Kiwibuild budget only out by $18 billion!
The Herald reports:
Before the election, Labour promised to deliver 100,000 KiwiBuild homes over 10 years – 10,000 a year.
This would be funded by a $2 billion capital injection, which would be recycled as the houses were sold, then returned to the Crown at the end of the KiwiBuild programme.
Midway through this year, the Government amended those figures to 1000 homes being built in the 2019 financial year, 5000 in 2020 and 10,000 in 2021.
So instead of 30,000 by the election, only 6,000.
But the MBIE business case study said $2 billion was simply not enough money to provide 10,000 houses a year.
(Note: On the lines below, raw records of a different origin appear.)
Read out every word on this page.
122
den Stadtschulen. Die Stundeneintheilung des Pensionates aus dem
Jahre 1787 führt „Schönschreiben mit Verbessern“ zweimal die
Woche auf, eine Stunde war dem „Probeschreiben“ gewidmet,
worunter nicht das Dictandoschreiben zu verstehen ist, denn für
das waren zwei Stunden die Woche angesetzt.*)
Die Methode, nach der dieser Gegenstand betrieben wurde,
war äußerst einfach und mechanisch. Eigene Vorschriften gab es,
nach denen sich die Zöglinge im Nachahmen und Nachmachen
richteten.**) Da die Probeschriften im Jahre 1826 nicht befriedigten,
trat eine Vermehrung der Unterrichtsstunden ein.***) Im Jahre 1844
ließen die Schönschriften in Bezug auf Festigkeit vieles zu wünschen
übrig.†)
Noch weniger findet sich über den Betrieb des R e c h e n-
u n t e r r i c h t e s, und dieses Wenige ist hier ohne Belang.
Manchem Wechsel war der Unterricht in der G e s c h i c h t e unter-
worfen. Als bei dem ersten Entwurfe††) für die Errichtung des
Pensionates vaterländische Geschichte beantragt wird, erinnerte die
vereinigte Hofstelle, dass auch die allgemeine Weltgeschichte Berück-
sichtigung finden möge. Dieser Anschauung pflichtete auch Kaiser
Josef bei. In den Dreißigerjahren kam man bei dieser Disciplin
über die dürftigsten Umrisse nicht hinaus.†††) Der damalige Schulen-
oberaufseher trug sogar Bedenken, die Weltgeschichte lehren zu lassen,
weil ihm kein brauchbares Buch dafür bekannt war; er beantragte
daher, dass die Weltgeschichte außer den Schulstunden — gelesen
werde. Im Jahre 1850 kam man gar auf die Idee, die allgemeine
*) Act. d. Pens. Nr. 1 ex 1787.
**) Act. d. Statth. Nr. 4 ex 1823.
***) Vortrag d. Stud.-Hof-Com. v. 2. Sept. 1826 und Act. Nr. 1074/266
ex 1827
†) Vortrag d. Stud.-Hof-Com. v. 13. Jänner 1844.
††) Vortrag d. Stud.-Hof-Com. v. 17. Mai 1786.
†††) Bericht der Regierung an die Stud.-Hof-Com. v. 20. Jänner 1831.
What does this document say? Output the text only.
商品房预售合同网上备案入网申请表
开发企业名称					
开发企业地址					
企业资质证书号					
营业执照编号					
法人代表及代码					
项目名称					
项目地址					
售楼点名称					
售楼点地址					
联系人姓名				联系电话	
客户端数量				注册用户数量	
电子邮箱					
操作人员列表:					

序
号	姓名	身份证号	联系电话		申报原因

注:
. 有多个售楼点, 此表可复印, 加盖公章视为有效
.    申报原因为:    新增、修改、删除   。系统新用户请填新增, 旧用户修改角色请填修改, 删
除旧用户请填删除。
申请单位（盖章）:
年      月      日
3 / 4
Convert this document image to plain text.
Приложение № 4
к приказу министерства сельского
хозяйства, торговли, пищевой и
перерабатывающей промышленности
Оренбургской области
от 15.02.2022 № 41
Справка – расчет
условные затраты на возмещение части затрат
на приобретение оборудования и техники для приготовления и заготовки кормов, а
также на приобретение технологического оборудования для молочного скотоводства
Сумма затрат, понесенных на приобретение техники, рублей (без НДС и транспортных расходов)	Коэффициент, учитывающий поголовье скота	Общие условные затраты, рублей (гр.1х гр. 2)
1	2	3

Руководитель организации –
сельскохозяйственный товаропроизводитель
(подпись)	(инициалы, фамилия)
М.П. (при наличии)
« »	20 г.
“$2 billion is insufficient working capital to meet the target of 10,000 homes per annum (on an optimistic average three-year recycling of the capital, only 1000 homes could be built per year)” the document said.
It was pointed out before the election that their assumptions were heroic or unrealistic.
The promised funding, according to MBIE, would mean a 9000 home shortfall and the estimates to reach 10,000 homes a year were $18 billion off, Bridges claimed.
Because of this, he said the Government shifted its focus from building KiwiBuild homes to underwriting private developers to build them.
“Labour had nine years in Opposition to come up with policies. It’s unbelievable that one of its flagship policies that it campaigned on in the election was miscalculated by such a huge amount.”
He said rather than increasing the budget tenfold, Labour shifted the policy from “KiwiBuild to KiwiBuy.”
And there’s a huge difference. With Kiwibuy, there is no increase in housing stock. Kiwibuy is just a middle class subsidy where people win lotto and get a subsidised house. Totally different to what Labour promised which is 100,000 additional houses.
Twyford revealed 800 – or 80 per cent – of the KiwiBuild homes in the 2019 Financial Year would be bought off the plans. That number jumps to 2500 in 2020 and 4000 in 2021.
So rather than 10,000 new homes in the first year, you actually get just 200 or 2% of what was promised.